Proactive Ageing
Proactive Ageing provides innovation strategies, frameworks and implementation plans for a variety of ‘early adopter’ organisations enthusiastically examining effective cutting-edge solutions in the Care Economy.

We’re experiencing a wave of innovation in next generation healthcare, the adoption of industry 4.0 principles, lifelong learning, human capital development, and workplace productivity.

In line with strong values supporting our most disadvantaged citizens, much of our recent work has been in the Care Economy, and the emergence of ‘Consumer Directed Care’, a personalised ‘continuum of care’ model, now legislated (in Australia) for both disability services (NDIS) and in-home aged care.
This more consumer centric approach is Australia’s entree into new more productive models of ‘Value Based Care’ and our global Care Economy differentiator.

This model of social care, whist initially disruptive, will help drive new 21st century population health practices, underpinned by the next generation of assistive technology.

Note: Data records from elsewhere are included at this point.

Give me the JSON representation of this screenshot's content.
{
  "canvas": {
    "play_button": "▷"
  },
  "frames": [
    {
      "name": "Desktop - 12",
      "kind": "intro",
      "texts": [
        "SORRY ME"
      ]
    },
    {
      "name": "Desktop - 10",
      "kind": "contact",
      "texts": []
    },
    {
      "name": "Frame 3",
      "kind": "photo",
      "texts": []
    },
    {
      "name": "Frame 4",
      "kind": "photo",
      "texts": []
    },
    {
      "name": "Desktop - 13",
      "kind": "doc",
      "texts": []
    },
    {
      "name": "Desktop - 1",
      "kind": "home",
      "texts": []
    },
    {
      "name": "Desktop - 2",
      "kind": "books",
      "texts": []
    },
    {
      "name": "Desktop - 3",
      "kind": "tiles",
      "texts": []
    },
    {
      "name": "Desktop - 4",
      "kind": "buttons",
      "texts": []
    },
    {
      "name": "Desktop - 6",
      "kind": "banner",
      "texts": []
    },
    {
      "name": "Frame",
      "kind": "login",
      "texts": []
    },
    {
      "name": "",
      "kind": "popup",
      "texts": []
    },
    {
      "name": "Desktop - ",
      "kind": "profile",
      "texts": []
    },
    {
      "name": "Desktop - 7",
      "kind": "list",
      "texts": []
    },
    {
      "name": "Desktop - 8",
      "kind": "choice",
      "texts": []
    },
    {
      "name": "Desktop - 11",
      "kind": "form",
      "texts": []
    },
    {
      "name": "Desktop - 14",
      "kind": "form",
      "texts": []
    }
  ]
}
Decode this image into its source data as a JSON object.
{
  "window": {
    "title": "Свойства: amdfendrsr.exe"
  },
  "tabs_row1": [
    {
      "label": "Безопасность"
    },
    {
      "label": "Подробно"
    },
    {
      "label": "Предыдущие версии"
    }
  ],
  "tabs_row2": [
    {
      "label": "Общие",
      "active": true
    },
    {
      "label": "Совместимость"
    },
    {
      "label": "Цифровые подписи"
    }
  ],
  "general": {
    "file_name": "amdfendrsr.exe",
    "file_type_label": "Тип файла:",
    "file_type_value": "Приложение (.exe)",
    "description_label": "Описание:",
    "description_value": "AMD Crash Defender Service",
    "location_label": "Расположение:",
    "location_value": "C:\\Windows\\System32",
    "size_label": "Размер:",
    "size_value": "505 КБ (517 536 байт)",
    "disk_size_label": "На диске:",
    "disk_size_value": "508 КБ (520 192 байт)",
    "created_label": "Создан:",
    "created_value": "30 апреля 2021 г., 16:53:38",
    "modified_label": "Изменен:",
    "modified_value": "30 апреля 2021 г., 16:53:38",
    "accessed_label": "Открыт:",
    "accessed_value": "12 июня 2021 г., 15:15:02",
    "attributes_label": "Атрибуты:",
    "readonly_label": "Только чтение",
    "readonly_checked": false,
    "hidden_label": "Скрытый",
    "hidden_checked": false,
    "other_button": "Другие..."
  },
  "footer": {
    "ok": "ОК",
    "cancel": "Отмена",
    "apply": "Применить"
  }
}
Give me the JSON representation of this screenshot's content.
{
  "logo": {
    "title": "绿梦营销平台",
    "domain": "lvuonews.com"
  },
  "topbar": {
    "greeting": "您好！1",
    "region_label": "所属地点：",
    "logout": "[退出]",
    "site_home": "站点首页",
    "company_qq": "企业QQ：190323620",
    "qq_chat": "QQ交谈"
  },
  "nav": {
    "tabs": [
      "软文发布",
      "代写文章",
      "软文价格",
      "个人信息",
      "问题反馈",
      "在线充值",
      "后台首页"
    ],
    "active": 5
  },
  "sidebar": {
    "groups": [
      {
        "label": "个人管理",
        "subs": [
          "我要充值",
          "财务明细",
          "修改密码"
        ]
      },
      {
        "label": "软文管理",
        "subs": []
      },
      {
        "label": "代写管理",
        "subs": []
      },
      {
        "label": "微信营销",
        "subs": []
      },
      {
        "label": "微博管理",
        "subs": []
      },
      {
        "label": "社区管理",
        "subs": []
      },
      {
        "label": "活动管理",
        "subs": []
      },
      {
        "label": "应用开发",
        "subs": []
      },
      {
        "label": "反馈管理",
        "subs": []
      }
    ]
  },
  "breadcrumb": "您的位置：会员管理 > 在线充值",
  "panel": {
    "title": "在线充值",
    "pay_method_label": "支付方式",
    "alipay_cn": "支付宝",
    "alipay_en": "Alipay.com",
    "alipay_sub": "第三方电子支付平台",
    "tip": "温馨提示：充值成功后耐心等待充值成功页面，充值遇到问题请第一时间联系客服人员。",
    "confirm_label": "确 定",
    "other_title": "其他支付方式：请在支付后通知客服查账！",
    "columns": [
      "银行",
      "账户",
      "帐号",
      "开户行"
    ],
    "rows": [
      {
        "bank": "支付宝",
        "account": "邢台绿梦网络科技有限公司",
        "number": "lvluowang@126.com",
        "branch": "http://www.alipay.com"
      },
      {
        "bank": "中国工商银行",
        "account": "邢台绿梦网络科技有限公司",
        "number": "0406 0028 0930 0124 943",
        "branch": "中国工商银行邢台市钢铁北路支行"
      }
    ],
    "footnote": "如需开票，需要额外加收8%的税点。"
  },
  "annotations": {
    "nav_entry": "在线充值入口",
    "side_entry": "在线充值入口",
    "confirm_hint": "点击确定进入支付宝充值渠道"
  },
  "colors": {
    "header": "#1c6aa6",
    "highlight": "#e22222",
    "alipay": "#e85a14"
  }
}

‘Industry 4.0’ business models, modernising skillsets and utilising the latest technology will be at its core.

Getting it right, means that we would gain systemic entrenched leadership across Asia-Pacific for at least the next 2-3 generations.

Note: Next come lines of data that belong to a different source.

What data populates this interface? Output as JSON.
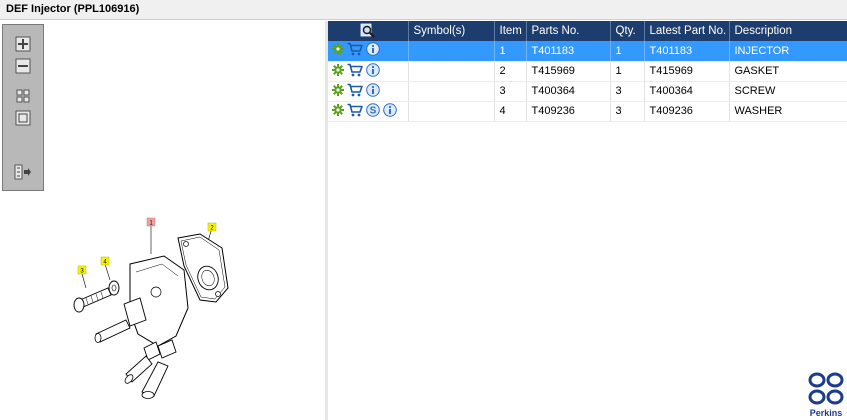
{
  "window": {
    "title": "DEF Injector (PPL106916)"
  },
  "toolbar": {
    "icons": [
      "zoom-in-icon",
      "zoom-out-icon",
      "tile-view-icon",
      "fit-view-icon",
      "export-list-icon"
    ]
  },
  "diagram": {
    "callouts": [
      {
        "label": "1",
        "color": "#f4a0a0"
      },
      {
        "label": "2",
        "color": "#f5f500"
      },
      {
        "label": "3",
        "color": "#f5f500"
      },
      {
        "label": "4",
        "color": "#f5f500"
      }
    ]
  },
  "table": {
    "header_icon": "search-icon",
    "columns": [
      "Symbol(s)",
      "Item",
      "Parts No.",
      "Qty.",
      "Latest Part No.",
      "Description"
    ],
    "rows": [
      {
        "selected": true,
        "icons": [
          "gear-icon",
          "cart-icon",
          "info-icon"
        ],
        "symbol": "",
        "item": "1",
        "part_no": "T401183",
        "qty": "1",
        "latest_part_no": "T401183",
        "description": "INJECTOR"
      },
      {
        "selected": false,
        "icons": [
          "gear-icon",
          "cart-icon",
          "info-icon"
        ],
        "symbol": "",
        "item": "2",
        "part_no": "T415969",
        "qty": "1",
        "latest_part_no": "T415969",
        "description": "GASKET"
      },
      {
        "selected": false,
        "icons": [
          "gear-icon",
          "cart-icon",
          "info-icon"
        ],
        "symbol": "",
        "item": "3",
        "part_no": "T400364",
        "qty": "3",
        "latest_part_no": "T400364",
        "description": "SCREW"
      },
      {
        "selected": false,
        "icons": [
          "gear-icon",
          "cart-icon",
          "s-icon",
          "info-icon"
        ],
        "symbol": "",
        "item": "4",
        "part_no": "T409236",
        "qty": "3",
        "latest_part_no": "T409236",
        "description": "WASHER"
      }
    ]
  },
  "brand": {
    "name": "Perkins",
    "color": "#1c3d8c"
  },
  "colors": {
    "header_bg": "#1c3d6e",
    "selected_row": "#3399ff",
    "gear": "#5aa21e",
    "cart": "#1e5aa8",
    "info": "#2a6fc4"
  }
}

Frameworks provide an ‘insight’ mechanism that helps people and organisations structure ideas and knowledge in ways that are accurately and meaningfully organised.

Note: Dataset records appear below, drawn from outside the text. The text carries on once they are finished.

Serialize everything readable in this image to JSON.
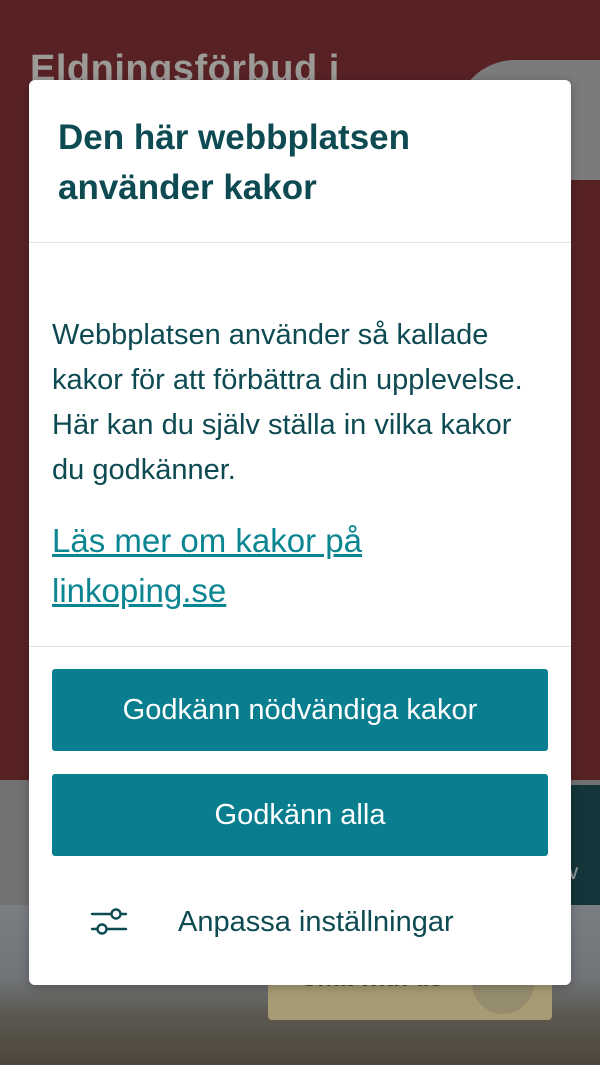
{
  "background": {
    "heading": "Eldningsförbud i",
    "chat_label": "Chat with us"
  },
  "cookie_dialog": {
    "title": "Den här webbplatsen använder kakor",
    "body": "Webbplatsen använder så kallade kakor för att förbättra din upplevelse. Här kan du själv ställa in vilka kakor du godkänner.",
    "link": "Läs mer om kakor på linkoping.se",
    "accept_necessary_label": "Godkänn nödvändiga kakor",
    "accept_all_label": "Godkänn alla",
    "customize_label": "Anpassa inställningar",
    "customize_icon": "sliders-icon"
  },
  "colors": {
    "banner": "#6b2125",
    "primary_button": "#087e8e",
    "text": "#0d4a52",
    "link": "#0b8592"
  }
}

Systems thinking is a holistic approach to this analysis. It focuses on the way that a system’s constituent parts interrelate and how systems work over time and within the context of larger systems.

Most organisations often struggle with this holistic approach, choosing instead to focus on short term immediate results, rather than complex long- term interconnected issues, but those that do create a significant advantage.


The real-world ‘system dynamics’ of innovation ecosystems distinctly demonstrates the importance of the methodological orchestration of their underpinning networks in gaining innovation outcomes.

We need to understand and actively orchestrate their internal dynamics, not leave highly valuable connections to serendipity. The greater number and depth of the connections in the system, the richer the outputs.

This occurs by mapping (visualising) causalities across the different ecosystem actors, actively managing relationships (building trust) and “project managing” mutual outcomes to fruition.

What we often fail to grasp is that it is the ‘liquidity’ in the ecosystem (the flow of shared value) that matters much more than the individual entities. This leads to a significantly higher value 'circular knowledge economy’.


‘Horizon Scanning’ and ‘Foresight Methods’ are, by their nature, collaborative, bringing external insights and different views into corporate strategy and government policy making.

Collaboration could be across departments and policy teams or with broader ecosystem stakeholder groups.

The objective is to gather horizon scanning insights to act upon, develop future market scenarios or establish organisational visions.

The thought processes, discussion and debate that go into creating foresight direction is often as important as the subsequent outputs themselves.

Capacity Building

New systems are emerging that focus directly on capacity building to provide greater economic and social participation for all our citizens. Greater equity is placed at their centre.

In the Care Economy, converging demands have begun to realign old actors into new multidisciplinary alliances. These pioneers are breaking new ground in co-designing much more productive and economically viable products and services.

To achieve this, capacity building and self-agency at an individual and organisational level (both public and private) are key empowerment principles in driving more sustainable benefits for the sector and in expanding our client’s influence.